Abstract

Abstract An ocean general circulation model (OGCM) of the tropical Atlantic is coupled to an advective atmospheric boundary layer model. This configuration is used to investigate the hypothesis that resolving tropical instability waves (TIWs) in OGCMs will remove the equatorial cold bias that is a feature common to coarse-resolution OGCMs. It is shown that current eddy parameterizations cannot capture the TIW heat flux because diffusion in coarse-resolution OGCMs removes heat from the warm pool to heat the equatorial cold tongue, whereas TIWs draw their heat mostly from the atmosphere.
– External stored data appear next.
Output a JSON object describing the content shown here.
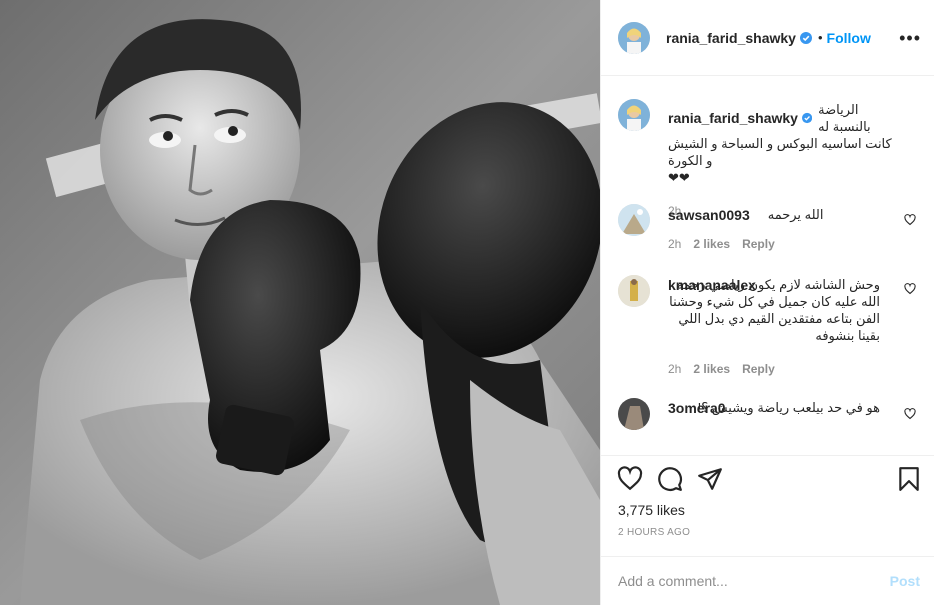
{
  "post": {
    "author": "rania_farid_shawky",
    "follow_label": "Follow",
    "separator": "•",
    "more_label": "•••"
  },
  "caption": {
    "user": "rania_farid_shawky",
    "line1": "الرياضة بالنسبة له",
    "line2": "كانت اساسيه البوكس و السباحة و الشيش و الكورة",
    "hearts": "❤❤",
    "time": "2h"
  },
  "comments": [
    {
      "user": "sawsan0093",
      "text": "الله يرحمه",
      "time": "2h",
      "likes": "2 likes",
      "reply": "Reply"
    },
    {
      "user": "kmananaalex",
      "text": "وحش الشاشه لازم يكون رياضي رحمة الله عليه كان جميل في كل شيء وحشنا الفن بتاعه مفتقدين القيم دي بدل اللي بقينا بنشوفه",
      "time": "2h",
      "likes": "2 likes",
      "reply": "Reply"
    },
    {
      "user": "3omera0",
      "text": "هو في حد بيلعب رياضة ويشيش ؟!",
      "time": "",
      "likes": "",
      "reply": ""
    }
  ],
  "actions": {
    "likes": "3,775 likes",
    "time_ago": "2 HOURS AGO",
    "comment_placeholder": "Add a comment...",
    "post_label": "Post"
  },
  "colors": {
    "accent": "#0095f6",
    "post_disabled": "#b2dffc",
    "muted": "#8e8e8e",
    "text": "#262626"
  },
  "icons": [
    "verified-badge-icon",
    "more-options-icon",
    "heart-icon",
    "comment-icon",
    "share-icon",
    "bookmark-icon"
  ]
}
Thus, they can bring more heat to the equatorial cold tongue without cooling the warm pool, and the SST in the warm pool is higher and more realistic. Contrary to expectations, the SST in the equatorial cold tongue is not significantly improved. The equatorial warming due to TIWs is slightly greater than the warming due to diffusion, but this increased equatorial heat flux in the high-resolution experiment is compensated by increased equatorial entrainment there. This is attributed to the Equatorial Undercurrent being stronger, thereby increasing the entrainment rate through shear instability. Thus, higher resolution does not significantly increase the total oceanic heat flux convergence in the equatorial mixed layer.